The second surprise was the microbe-like structures that were seen in abundance among the necrotic cardiomyocytes and which turned out to be Staphylococcus lugdunensis by 16S rRNA analyses. Five of the eight cloned 16S rRNA sequences gave the 16S rRNA of Staphylococcus lugdunensis as the most similar sequence. The highest degree of similarity to published Staphylococcus lugdunensis 16S rRNA sequences was 99.7% (575-nucleotide overlap), and the lowest degree of similarity was 96.0% (300-nucleotide overlap). Three other cloned 16S rRNA gene sequences showed low or moderate similarities to Abiothropia adiacens (93.0%), Propionibacterium acnes (98.3%), and Fusobacterium prausnitzii (86.7%).

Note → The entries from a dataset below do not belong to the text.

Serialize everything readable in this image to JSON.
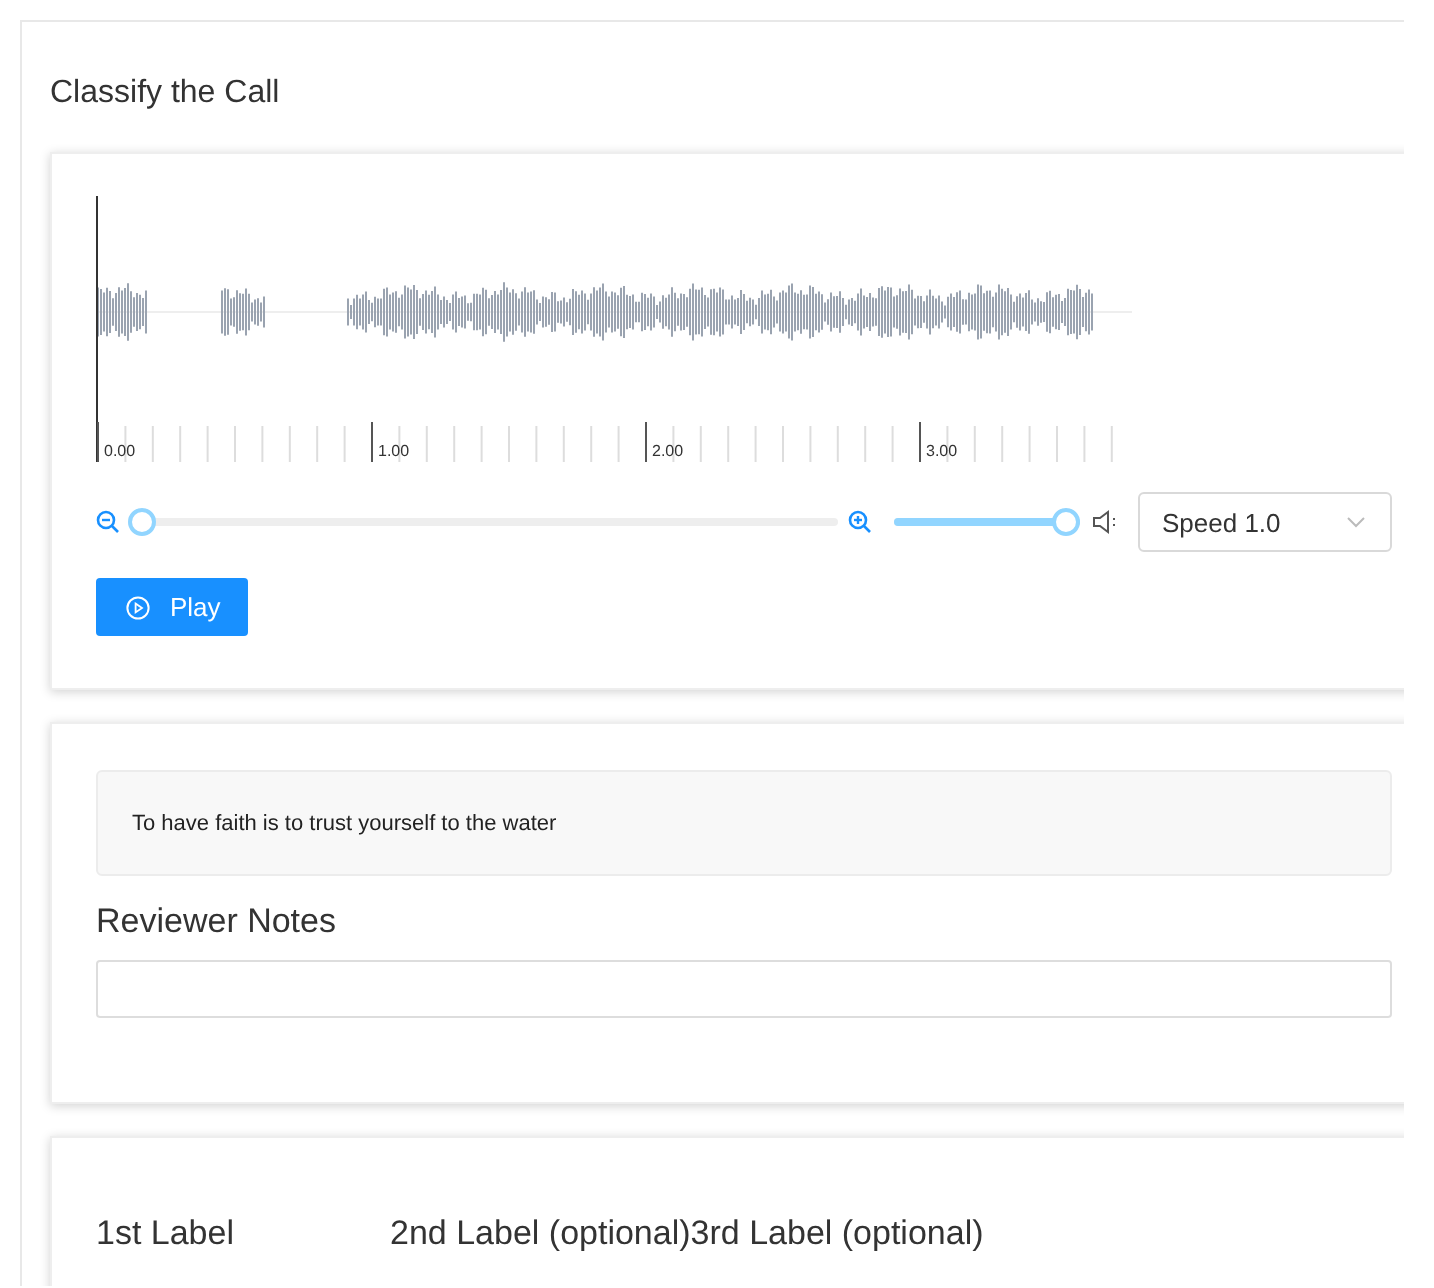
{
  "title": "Classify the Call",
  "player": {
    "timeline": [
      "0.00",
      "1.00",
      "2.00",
      "3.00"
    ],
    "zoom": {
      "level": 0
    },
    "volume": {
      "level": 1
    },
    "speed": {
      "value": "Speed 1.0"
    },
    "play_button": "Play"
  },
  "transcript": "To have faith is to trust yourself to the water",
  "notes": {
    "label": "Reviewer Notes"
  },
  "labels": [
    "1st Label",
    "2nd Label (optional)",
    "3rd Label (optional)"
  ]
}
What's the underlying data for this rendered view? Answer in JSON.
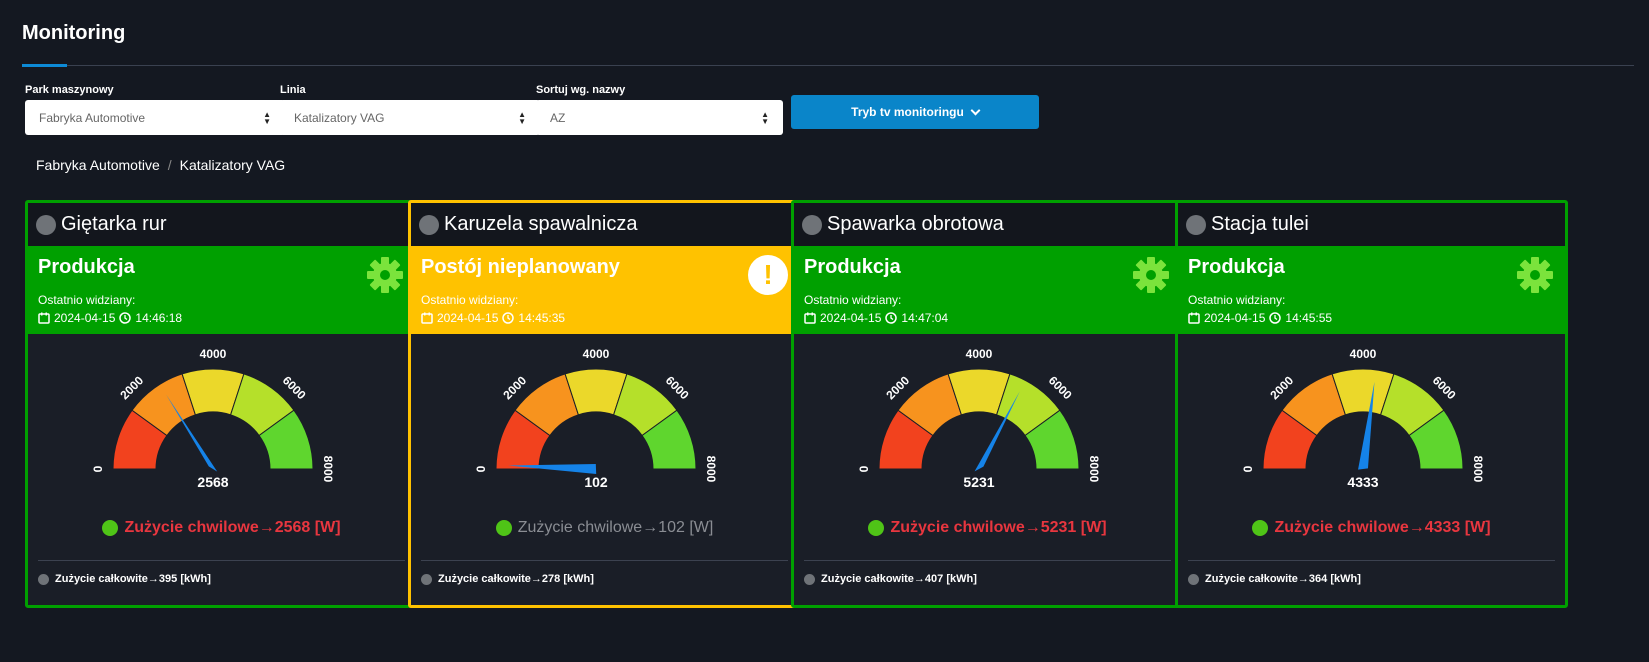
{
  "header": {
    "title": "Monitoring"
  },
  "filters": [
    {
      "label": "Park maszynowy",
      "value": "Fabryka Automotive"
    },
    {
      "label": "Linia",
      "value": "Katalizatory VAG"
    },
    {
      "label": "Sortuj wg. nazwy",
      "value": "AZ"
    }
  ],
  "tv_button": {
    "label": "Tryb tv monitoringu"
  },
  "breadcrumb": [
    "Fabryka Automotive",
    "Katalizatory VAG"
  ],
  "gauge": {
    "min": 0,
    "max": 8000,
    "ticks": [
      "0",
      "2000",
      "4000",
      "6000",
      "8000"
    ],
    "colors": [
      "#f2421e",
      "#f7931e",
      "#ebd82a",
      "#b5e02a",
      "#5fd62e"
    ]
  },
  "machines": [
    {
      "name": "Giętarka rur",
      "status": "Produkcja",
      "status_color": "#00a000",
      "last_seen_label": "Ostatnio widziany:",
      "date": "2024-04-15",
      "time": "14:46:18",
      "value": 2568,
      "value_text": "2568",
      "usage_text": "Zużycie chwilowe→2568 [W]",
      "total_text": "Zużycie całkowite→395 [kWh]",
      "icon": "gear-icon"
    },
    {
      "name": "Karuzela spawalnicza",
      "status": "Postój nieplanowany",
      "status_color": "#ffc200",
      "last_seen_label": "Ostatnio widziany:",
      "date": "2024-04-15",
      "time": "14:45:35",
      "value": 102,
      "value_text": "102",
      "usage_text": "Zużycie chwilowe→102 [W]",
      "total_text": "Zużycie całkowite→278 [kWh]",
      "icon": "warning-icon"
    },
    {
      "name": "Spawarka obrotowa",
      "status": "Produkcja",
      "status_color": "#00a000",
      "last_seen_label": "Ostatnio widziany:",
      "date": "2024-04-15",
      "time": "14:47:04",
      "value": 5231,
      "value_text": "5231",
      "usage_text": "Zużycie chwilowe→5231 [W]",
      "total_text": "Zużycie całkowite→407 [kWh]",
      "icon": "gear-icon"
    },
    {
      "name": "Stacja tulei",
      "status": "Produkcja",
      "status_color": "#00a000",
      "last_seen_label": "Ostatnio widziany:",
      "date": "2024-04-15",
      "time": "14:45:55",
      "value": 4333,
      "value_text": "4333",
      "usage_text": "Zużycie chwilowe→4333 [W]",
      "total_text": "Zużycie całkowite→364 [kWh]",
      "icon": "gear-icon"
    }
  ]
}
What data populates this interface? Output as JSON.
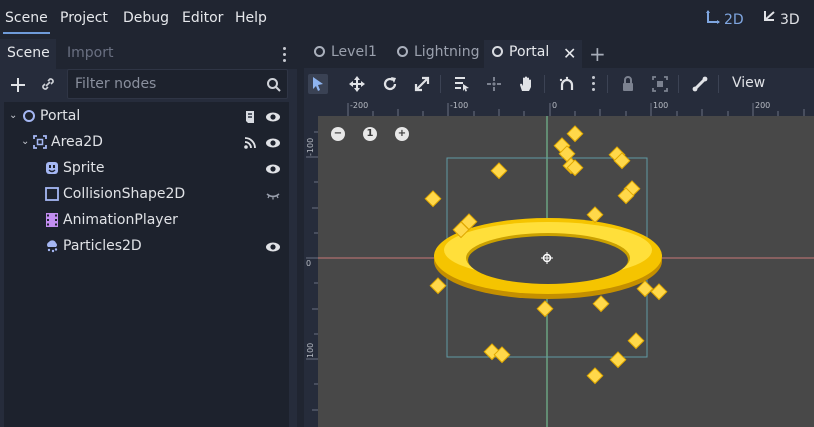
{
  "menu": {
    "items": [
      "Scene",
      "Project",
      "Debug",
      "Editor",
      "Help"
    ]
  },
  "modes": {
    "two_d": "2D",
    "three_d": "3D"
  },
  "dock": {
    "tabs": [
      "Scene",
      "Import"
    ],
    "filter_placeholder": "Filter nodes",
    "nodes": [
      {
        "label": "Portal",
        "icon": "node2d-icon"
      },
      {
        "label": "Area2D",
        "icon": "area2d-icon"
      },
      {
        "label": "Sprite",
        "icon": "sprite-icon"
      },
      {
        "label": "CollisionShape2D",
        "icon": "collisionshape-icon"
      },
      {
        "label": "AnimationPlayer",
        "icon": "animationplayer-icon"
      },
      {
        "label": "Particles2D",
        "icon": "particles-icon"
      }
    ]
  },
  "editor": {
    "tabs": [
      "Level1",
      "Lightning",
      "Portal"
    ],
    "view_label": "View",
    "zoom_reset": "1"
  },
  "ruler": {
    "h_labels": [
      "-200",
      "-100",
      "0",
      "100",
      "200"
    ],
    "v_labels": [
      "-100",
      "0",
      "100"
    ]
  },
  "colors": {
    "accent": "#6f9bd9",
    "viewport": "#484848",
    "panel": "#262c3b",
    "ring": "#f5c400",
    "particle": "#ffd84a"
  }
}
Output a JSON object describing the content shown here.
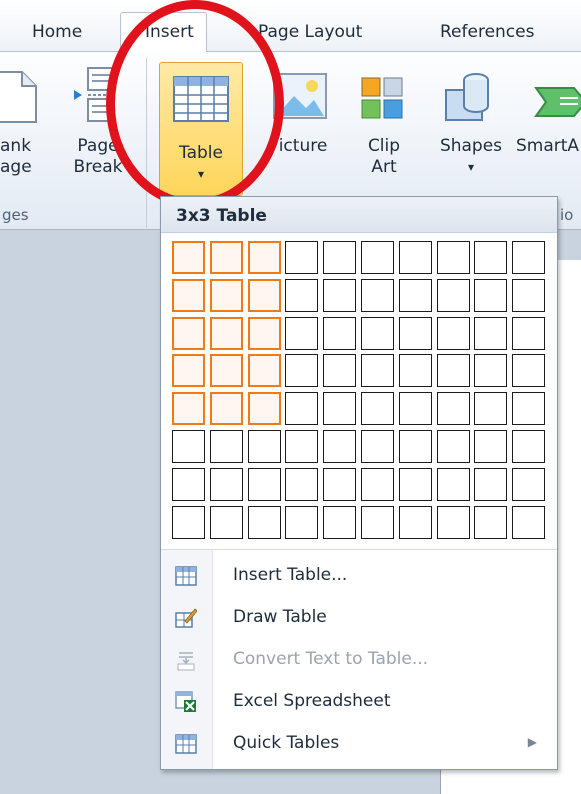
{
  "tabs": [
    {
      "label": "Home"
    },
    {
      "label": "Insert"
    },
    {
      "label": "Page Layout"
    },
    {
      "label": "References"
    }
  ],
  "ribbon": {
    "blank_page": {
      "line1": "ank",
      "line2": "age"
    },
    "page_break": {
      "line1": "Page",
      "line2": "Break"
    },
    "table": {
      "label": "Table",
      "arrow": "▾"
    },
    "picture": {
      "label": "icture"
    },
    "clip_art": {
      "line1": "Clip",
      "line2": "Art"
    },
    "shapes": {
      "label": "Shapes",
      "arrow": "▾"
    },
    "smartart": {
      "label": "SmartA"
    },
    "group_pages": "ges",
    "group_illustrations": "io"
  },
  "dropdown": {
    "header": "3x3 Table",
    "grid": {
      "columns": 10,
      "rows": 8,
      "selected_columns": 3,
      "selected_rows": 5
    },
    "menu": [
      {
        "label": "Insert Table...",
        "icon": "insert-table-icon",
        "disabled": false,
        "submenu": false
      },
      {
        "label": "Draw Table",
        "icon": "draw-table-icon",
        "disabled": false,
        "submenu": false
      },
      {
        "label": "Convert Text to Table...",
        "icon": "convert-text-icon",
        "disabled": true,
        "submenu": false
      },
      {
        "label": "Excel Spreadsheet",
        "icon": "excel-icon",
        "disabled": false,
        "submenu": false
      },
      {
        "label": "Quick Tables",
        "icon": "quick-tables-icon",
        "disabled": false,
        "submenu": true
      }
    ],
    "submenu_arrow": "▶"
  },
  "colors": {
    "annotation": "#e0121b",
    "grid_highlight": "#f07a18",
    "table_button": "#ffd55a"
  }
}
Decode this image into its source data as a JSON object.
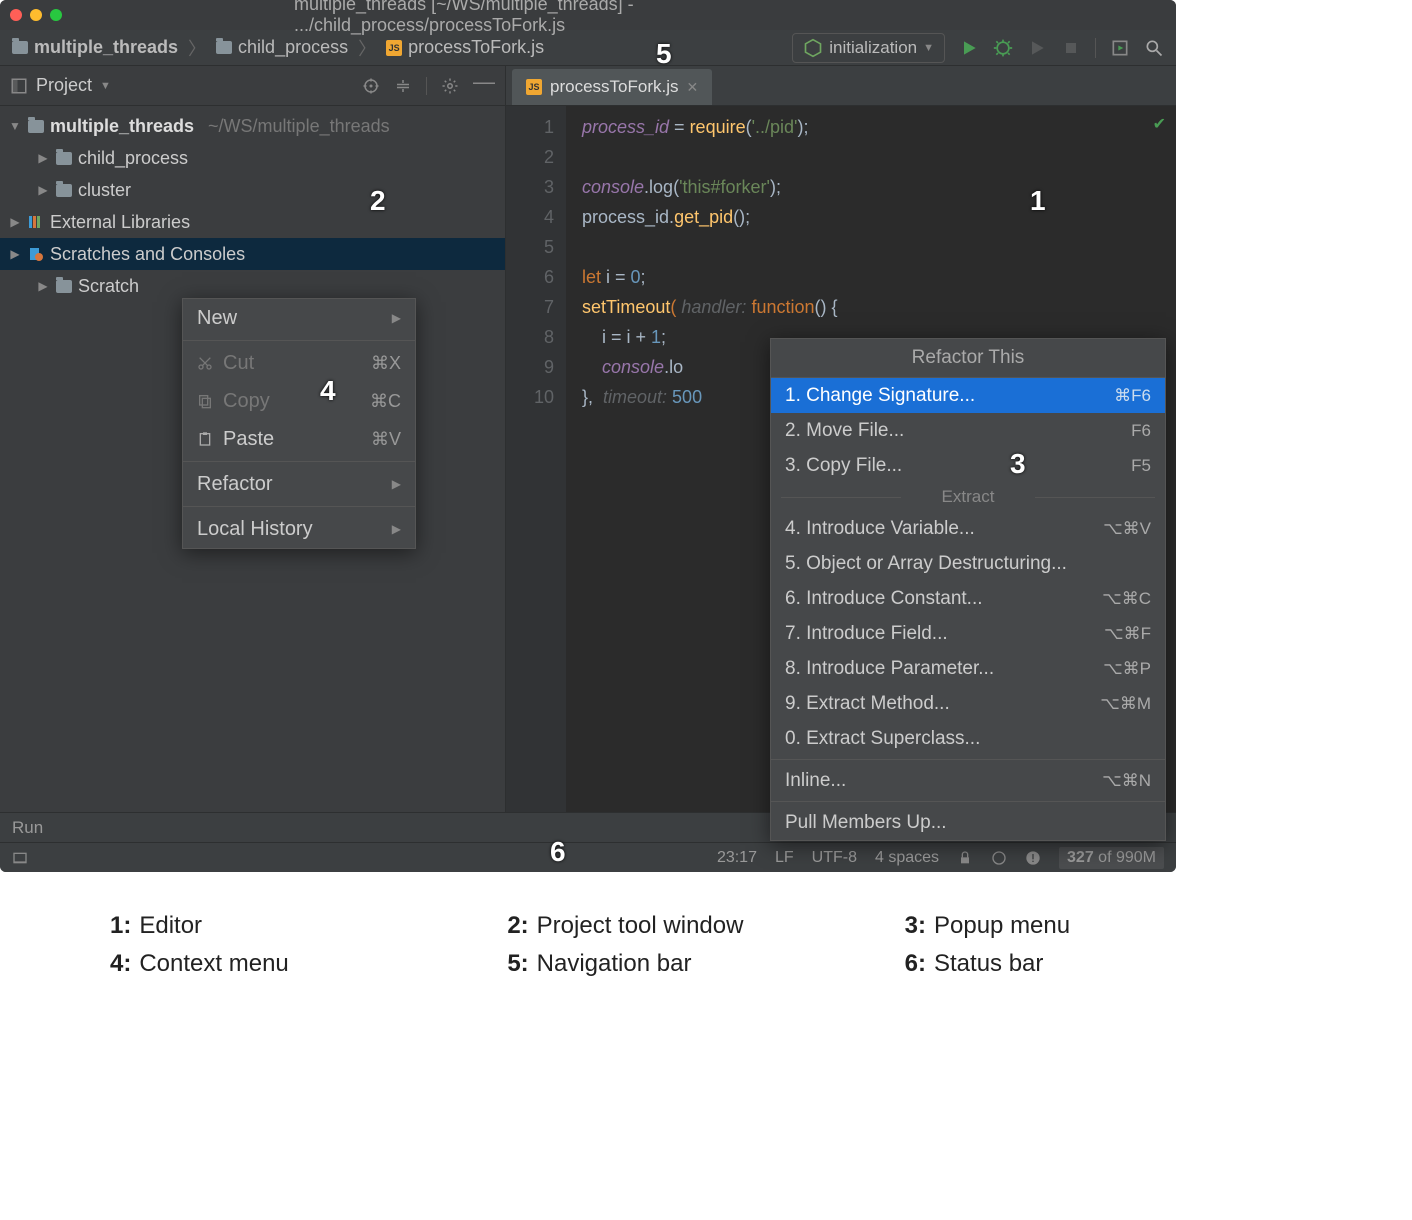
{
  "title": "multiple_threads [~/WS/multiple_threads] - .../child_process/processToFork.js",
  "breadcrumb": {
    "b1": "multiple_threads",
    "b2": "child_process",
    "b3": "processToFork.js"
  },
  "runConfig": "initialization",
  "sidebar": {
    "title": "Project",
    "proj": "multiple_threads",
    "projPath": "~/WS/multiple_threads",
    "n_child": "child_process",
    "n_cluster": "cluster",
    "n_ext": "External Libraries",
    "n_scratch": "Scratches and Consoles",
    "n_scratches": "Scratch"
  },
  "tab": "processToFork.js",
  "code": {
    "l1a": "process_id",
    "l1b": " = ",
    "l1c": "require",
    "l1d": "(",
    "l1e": "'../pid'",
    "l1f": ");",
    "l3a": "console",
    "l3b": ".log(",
    "l3c": "'this#forker'",
    "l3d": ");",
    "l4a": "process_id.",
    "l4b": "get_pid",
    "l4c": "();",
    "l6a": "let ",
    "l6b": "i = ",
    "l6c": "0",
    "l6d": ";",
    "l7a": "setTimeout",
    "l7b": "(",
    "l7h": " handler: ",
    "l7c": "function",
    "l7d": "() {",
    "l8a": "    i = i + ",
    "l8b": "1",
    "l8c": ";",
    "l9a": "    ",
    "l9b": "console",
    "l9c": ".lo",
    "l10a": "}, ",
    "l10h": " timeout: ",
    "l10b": "500"
  },
  "gutter": [
    "1",
    "2",
    "3",
    "4",
    "5",
    "6",
    "7",
    "8",
    "9",
    "10"
  ],
  "ctx": {
    "new": "New",
    "cut": "Cut",
    "cut_sc": "⌘X",
    "copy": "Copy",
    "copy_sc": "⌘C",
    "paste": "Paste",
    "paste_sc": "⌘V",
    "refactor": "Refactor",
    "history": "Local History"
  },
  "refactor": {
    "title": "Refactor This",
    "r1": "1. Change Signature...",
    "r1s": "⌘F6",
    "r2": "2. Move File...",
    "r2s": "F6",
    "r3": "3. Copy File...",
    "r3s": "F5",
    "extract": "Extract",
    "r4": "4. Introduce Variable...",
    "r4s": "⌥⌘V",
    "r5": "5. Object or Array Destructuring...",
    "r6": "6. Introduce Constant...",
    "r6s": "⌥⌘C",
    "r7": "7. Introduce Field...",
    "r7s": "⌥⌘F",
    "r8": "8. Introduce Parameter...",
    "r8s": "⌥⌘P",
    "r9": "9. Extract Method...",
    "r9s": "⌥⌘M",
    "r0": "0. Extract Superclass...",
    "inline": "Inline...",
    "inline_s": "⌥⌘N",
    "pull": "Pull Members Up..."
  },
  "run": "Run",
  "status": {
    "pos": "23:17",
    "le": "LF",
    "enc": "UTF-8",
    "indent": "4 spaces",
    "mem": "327",
    "memTotal": " of 990M"
  },
  "legend": {
    "l1": "Editor",
    "l2": "Project tool window",
    "l3": "Popup menu",
    "l4": "Context menu",
    "l5": "Navigation bar",
    "l6": "Status bar"
  }
}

Staphylococcus lugdunensis is known to cause endocarditis (1, 7), but it has never been described in myocarditis. Then, in a later study, a systematic search for different viruses by PCR and in situ hybridization in fatal myocarditis was carried out. It turned out that cytomegalovirus was most often found (5). Cytomegalovirus is known to cause a wide spectrum of diseases, including, among others, pneumonitis (6). Thus, the long-lasting cough can also be explained.

We conclude that in this patient with scleroderma, a double infection with Staphylococcus lugdunensis and cytomegalovirus led to the extensive necrosis of the myocardium, but the almost complete absence of inflammatory cells remains without explanation. According to our knowledge, this is the first report of a case of myocarditis caused by Staphylococcus lugdunensis.